Writing 10,12 bit TIFF files with LibTIFF C++

I'm trying to write 10,12 bit RGB TIFF files with LibTIFF.
The pixel data is saved locally in an unsigned short buffer (16bits)
1) If I set TIFFTAG_BITSPERSAMPLE to 10 or 12, not enough bits are being read from the buffer, and the output is incorrect. (I understand that it is just reading 10 or 12 bits per component, instead of 16 and this is the problem)
2) I tried packing the bits in the buffer, so that it is really 12-R, 12-G, 12-B. In this case, I think the file is being written correctly but no viewer I could find could display this image properly.
3) If I set TIFFTAG_BITSPERSAMPLE to 16, viewers can display the TIFF image, but then I have a problem that I don't know if the image was originally 10 or 12 bits (If I want to later read it with LibTIFF).
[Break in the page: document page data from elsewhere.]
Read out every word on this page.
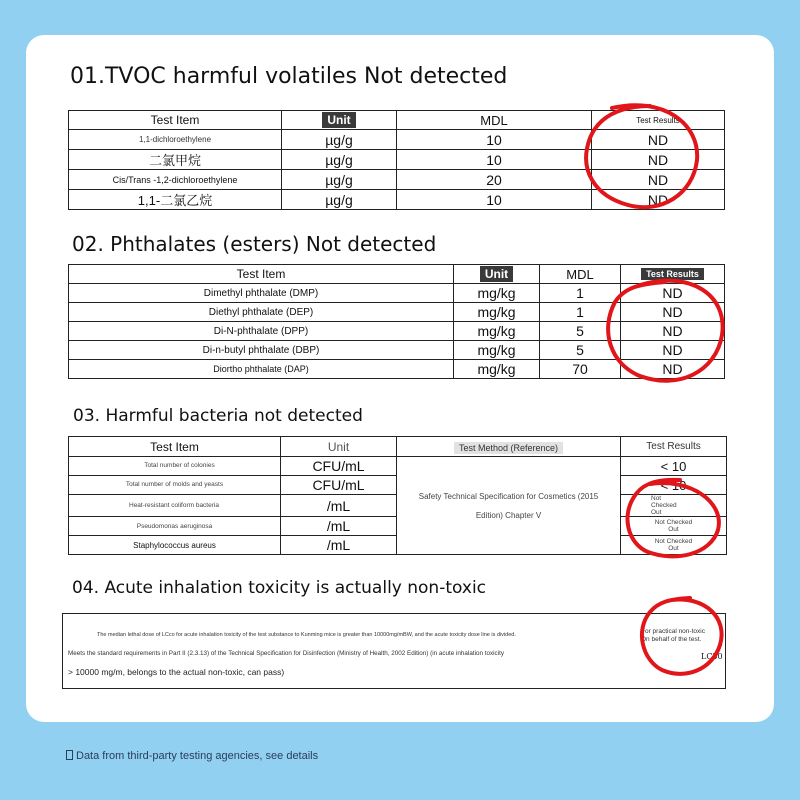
01.TVOC harmful volatiles Not detected
Test Item	Unit	MDL	Test Results
1,1-dichloroethylene	µg/g	10	ND
二氯甲烷	µg/g	10	ND
Cis/Trans -1,2-dichloroethylene	µg/g	20	ND
1,1-二氯乙烷	µg/g	10	ND
02. Phthalates (esters) Not detected
Test Item	Unit	MDL	Test Results
Dimethyl phthalate (DMP)	mg/kg	1	ND
Diethyl phthalate (DEP)	mg/kg	1	ND
Di-N-phthalate (DPP)	mg/kg	5	ND
Di-n-butyl phthalate (DBP)	mg/kg	5	ND
Diortho phthalate (DAP)	mg/kg	70	ND
03. Harmful bacteria not detected
Test Item	Unit	Test Method (Reference)	Test Results
Total number of colonies	CFU/mL	Safety Technical Specification for Cosmetics (2015 Edition) Chapter V	< 10
Total number of molds and yeasts	CFU/mL		< 10
Heat-resistant coliform bacteria	/mL		Not Checked Out
Pseudomonas aeruginosa	/mL		Not Checked Out
Staphylococcus aureus	/mL		Not Checked Out
04. Acute inhalation toxicity is actually non-toxic
The median lethal dose of LCco for acute inhalation toxicity of the test substance to Kunming mice is greater than 10000mg/mBW, and the acute toxicity dose line is divided.
Meets the standard requirements in Part II (2.3.13) of the Technical Specification for Disinfection (Ministry of Health, 2002 Edition) (in acute inhalation toxicity
> 10000 mg/m, belongs to the actual non-toxic, can pass)
For practical non-toxic On behalf of the test.
LC50
Data from third-party testing agencies, see details
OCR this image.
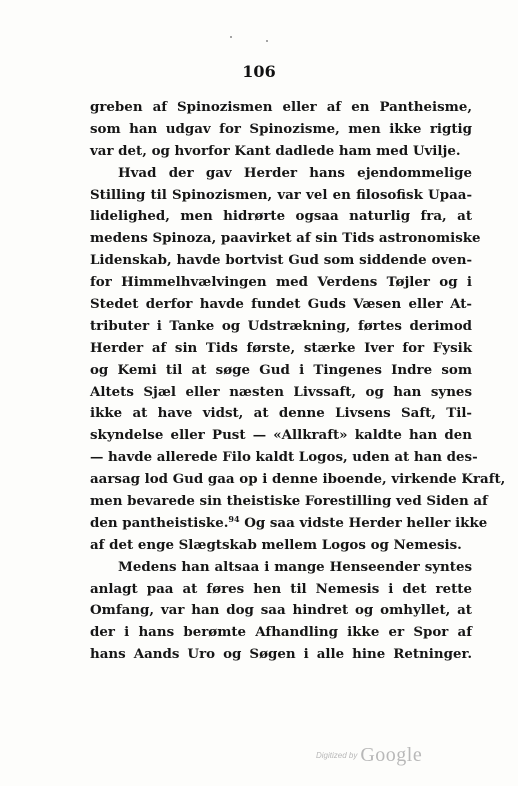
106
greben af Spinozismen eller af en Pantheisme,
som han udgav for Spinozisme, men ikke rigtig
var det, og hvorfor Kant dadlede ham med Uvilje.
Hvad der gav Herder hans ejendommelige
Stilling til Spinozismen, var vel en filosofisk Upaa-
lidelighed, men hidrørte ogsaa naturlig fra, at
medens Spinoza, paavirket af sin Tids astronomiske
Lidenskab, havde bortvist Gud som siddende oven-
for Himmelhvælvingen med Verdens Tøjler og i
Stedet derfor havde fundet Guds Væsen eller At-
tributer i Tanke og Udstrækning, førtes derimod
Herder af sin Tids første, stærke Iver for Fysik
og Kemi til at søge Gud i Tingenes Indre som
Altets Sjæl eller næsten Livssaft, og han synes
ikke at have vidst, at denne Livsens Saft, Til-
skyndelse eller Pust — «Allkraft» kaldte han den
— havde allerede Filo kaldt Logos, uden at han des-
aarsag lod Gud gaa op i denne iboende, virkende Kraft,
men bevarede sin theistiske Forestilling ved Siden af
den pantheistiske.$^{94}$ Og saa vidste Herder heller ikke
af det enge Slægtskab mellem Logos og Nemesis.
Medens han altsaa i mange Henseender syntes
anlagt paa at føres hen til Nemesis i det rette
Omfang, var han dog saa hindret og omhyllet, at
der i hans berømte Afhandling ikke er Spor af
hans Aands Uro og Søgen i alle hine Retninger.
Digitized by Google
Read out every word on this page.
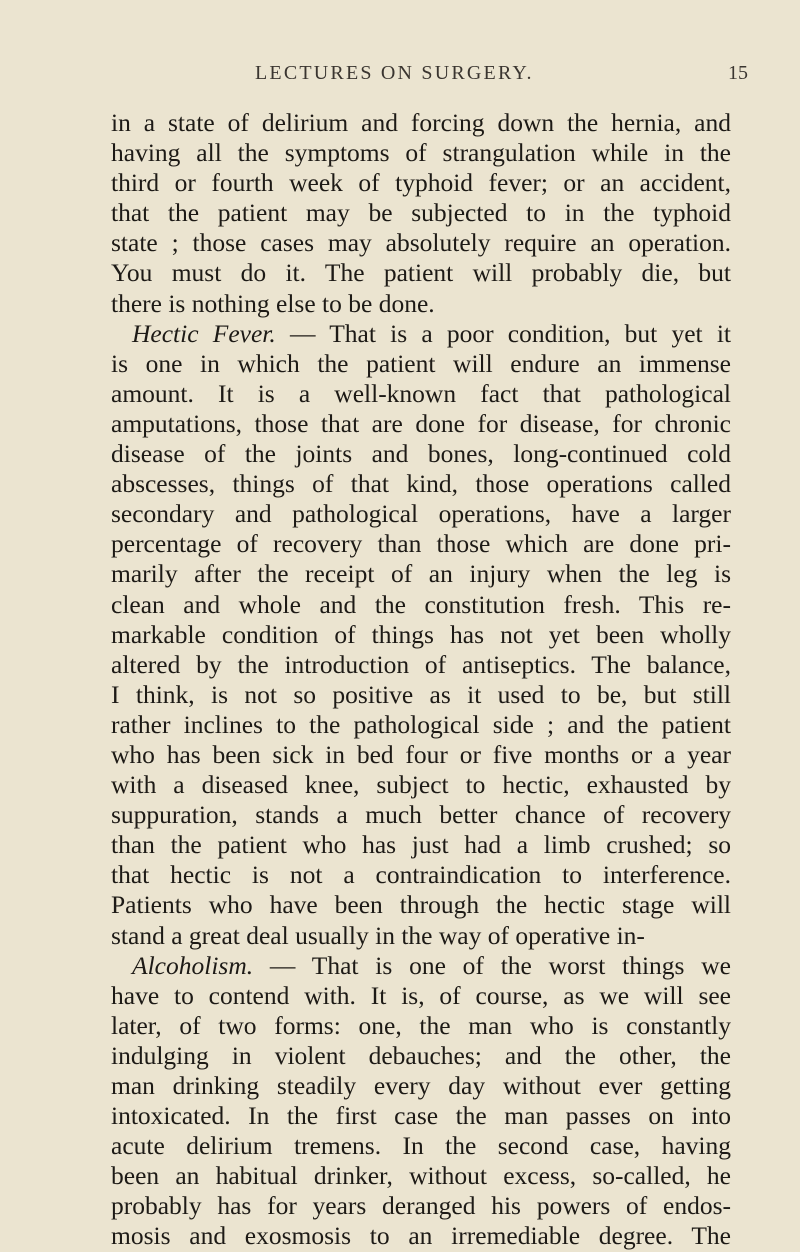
LECTURES ON SURGERY.	15
in a state of delirium and forcing down the hernia, and
having all the symptoms of strangulation while in the
third or fourth week of typhoid fever; or an accident,
that the patient may be subjected to in the typhoid
state ; those cases may absolutely require an operation.
You must do it. The patient will probably die, but
there is nothing else to be done.
Hectic Fever. — That is a poor condition, but yet it
is one in which the patient will endure an immense
amount. It is a well-known fact that pathological
amputations, those that are done for disease, for chronic
disease of the joints and bones, long-continued cold
abscesses, things of that kind, those operations called
secondary and pathological operations, have a larger
percentage of recovery than those which are done pri-
marily after the receipt of an injury when the leg is
clean and whole and the constitution fresh. This re-
markable condition of things has not yet been wholly
altered by the introduction of antiseptics. The balance,
I think, is not so positive as it used to be, but still
rather inclines to the pathological side ; and the patient
who has been sick in bed four or five months or a year
with a diseased knee, subject to hectic, exhausted by
suppuration, stands a much better chance of recovery
than the patient who has just had a limb crushed; so
that hectic is not a contraindication to interference.
Patients who have been through the hectic stage will
stand a great deal usually in the way of operative in-
Alcoholism. — That is one of the worst things we
have to contend with. It is, of course, as we will see
later, of two forms: one, the man who is constantly
indulging in violent debauches; and the other, the
man drinking steadily every day without ever getting
intoxicated. In the first case the man passes on into
acute delirium tremens. In the second case, having
been an habitual drinker, without excess, so-called, he
probably has for years deranged his powers of endos-
mosis and exosmosis to an irremediable degree. The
Also, the viewer expects the dynamic range to be 16 bits and not 10 or 12, also resulting in a bad view.
4) The most annoying part is that I couldn't find one 10, 12, or 14 bit TIFF image on the web to see what the header is supposed to look like.
So finally, what is the proper way to write 10 or 12 bit Image data to a TIFF file ?????
The TIFF specification does not specify a way to store 10, 12 or 14 bits per channel in an image. Depending on the encoder and decoder, it may still be possible to work with such images, but it is effectively an implementation detail, as they are not required to do this.
If you want more than 8 bits of precision in a TIFF, your only choice is 16 (or floating point, but that's a different story).
I'm not aware of any image format with specific support for these bitdepths, so viewers will likely be a problem anyway if you must store the image with that specific bitdepth. The simplest workaround I can think of would be to just store as 16 bits per pixel and put the original bitdepth as metadata (e.g. in an ImageDescription tag), but it all depends on what the images will be used for and why you need this information.
You can store the image as a multi-image file. For example, with a 12 bit source, one image would be an RGB(8) image using the upper 8 bits and a second 16bit gray scale that was a combination of the low four bits and four bits of padding. This gives a TIFF that can be viewed with on a monitor with standard programs and the extra precision can be retrieved with custom software.
I disagree that 'exotic' bit depths are not good. This format would reduce the image size by 5/6. You could even just store the 2nd image as a re-scaled version that would have the 4 bits tightly packed without padding for a 3/4 size reduction. This savings can be significant with very large data sets, where compression is not an option due to the nature of the data. Ie, many scientific and machine vision applications may want the un-adultered bits. The ability to convert from the multi-image tiff to a 16-bit tiff would allow the use of standard programs and image libraries.